Idea Case di comunità ma il personale non c’è
L’assistenza territoriale non la fanno solo i medici di famiglia e in Italia è molto carente. Per i cittadini è difficile, e in certe Regioni impossibile, ottenere dalla Asl, ad esempio, un controllo domiciliare per un anziano che ha problemi cronici o che è da poco stato dimesso dall’ospedale. Mancano infermieri, fisioterapisti e specialisti che vadano a casa ma anche che ricevano in strutture dedicate al di fuori degli ospedali. Per questo nel Pnrr si punta molto sulle Case di comunità, che dovrebbero appunto riunire varie professionalità per dare una risposta completa ai bisogni di pazienti, evitando il ricovero. Il Pnrr però dà soldi per le strutture e non per il personale ed è necessario pensare a una riforma complessiva che coinvolga anche tutti lavoratori sanitari. Un ruolo la potrebbe avere anche la telemedicina, altro settore sul quale si investirà ma che parte da forti limiti strutturali.

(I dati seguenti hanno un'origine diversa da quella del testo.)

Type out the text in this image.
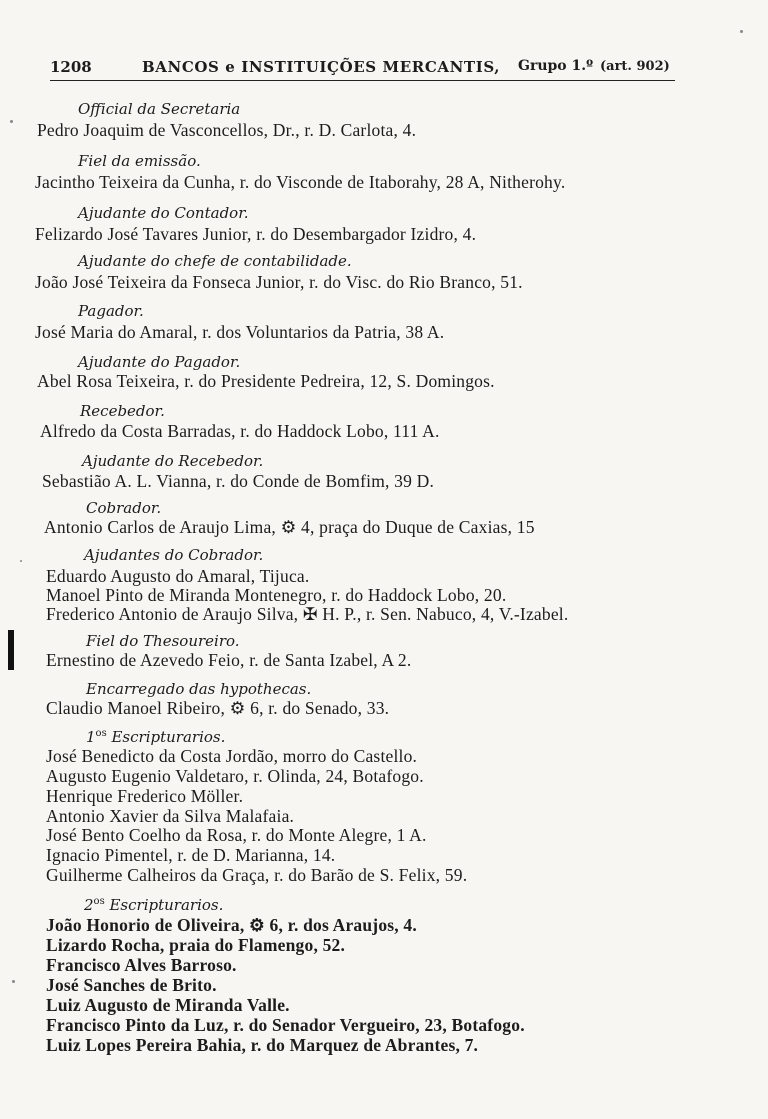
1208	BANCOS e INSTITUIÇÕES MERCANTIS, Grupo 1.º (art. 902)
Official da Secretaria
Pedro Joaquim de Vasconcellos, Dr., r. D. Carlota, 4.
Fiel da emissão.
Jacintho Teixeira da Cunha, r. do Visconde de Itaborahy, 28 A, Nitherohy.
Ajudante do Contador.
Felizardo José Tavares Junior, r. do Desembargador Izidro, 4.
Ajudante do chefe de contabilidade.
João José Teixeira da Fonseca Junior, r. do Visc. do Rio Branco, 51.
Pagador.
José Maria do Amaral, r. dos Voluntarios da Patria, 38 A.
Ajudante do Pagador.
Abel Rosa Teixeira, r. do Presidente Pedreira, 12, S. Domingos.
Recebedor.
Alfredo da Costa Barradas, r. do Haddock Lobo, 111 A.
Ajudante do Recebedor.
Sebastião A. L. Vianna, r. do Conde de Bomfim, 39 D.
Cobrador.
Antonio Carlos de Araujo Lima, ⚙ 4, praça do Duque de Caxias, 15
Ajudantes do Cobrador.
Eduardo Augusto do Amaral, Tijuca.
Manoel Pinto de Miranda Montenegro, r. do Haddock Lobo, 20.
Frederico Antonio de Araujo Silva, ✠ H. P., r. Sen. Nabuco, 4, V.-Izabel.
Fiel do Thesoureiro.
Ernestino de Azevedo Feio, r. de Santa Izabel, A 2.
Encarregado das hypothecas.
Claudio Manoel Ribeiro, ⚙ 6, r. do Senado, 33.
$1^{os}$ Escripturarios.
José Benedicto da Costa Jordão, morro do Castello.
Augusto Eugenio Valdetaro, r. Olinda, 24, Botafogo.
Henrique Frederico Möller.
Antonio Xavier da Silva Malafaia.
José Bento Coelho da Rosa, r. do Monte Alegre, 1 A.
Ignacio Pimentel, r. de D. Marianna, 14.
Guilherme Calheiros da Graça, r. do Barão de S. Felix, 59.
$2^{os}$ Escripturarios.
João Honorio de Oliveira, ⚙ 6, r. dos Araujos, 4.
Lizardo Rocha, praia do Flamengo, 52.
Francisco Alves Barroso.
José Sanches de Brito.
Luiz Augusto de Miranda Valle.
Francisco Pinto da Luz, r. do Senador Vergueiro, 23, Botafogo.
Luiz Lopes Pereira Bahia, r. do Marquez de Abrantes, 7.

Tempi troppo lunghi: c’è chi rinuncia alle cure
Le liste di attesa sono un altro grande nodo della sanità italiana. Dopo il Covid non si è riusciti a recuperare l’attività perduta negli anni della pandemia. C’è stato così un forte incremento della domanda e praticamente non esiste regione dove i cittadini non si trovino davanti tempi lunghissimi per alcune attività specialistiche, cioè visite ed esami. In questo campo e in particolare per esami come tac e risonanze, pesa anche l’inappropriatezza. Si stima che il 40% delle richieste non sia motivata dalle condizioni di salute del cittadino. Dietro a queste prescrizioni c’è spesso la medicina difensiva dei medici. E mentre persone che non hanno bisogno della prestazione occupano posti, coloro per i quali è davvero necessaria rischiano di attendere tempi biblici prima di essere chiamati. Chi ha i soldi va quindi nel privato o in intramoenia. Chi non ne ha aspetta o rinuncia… fino al camposanto.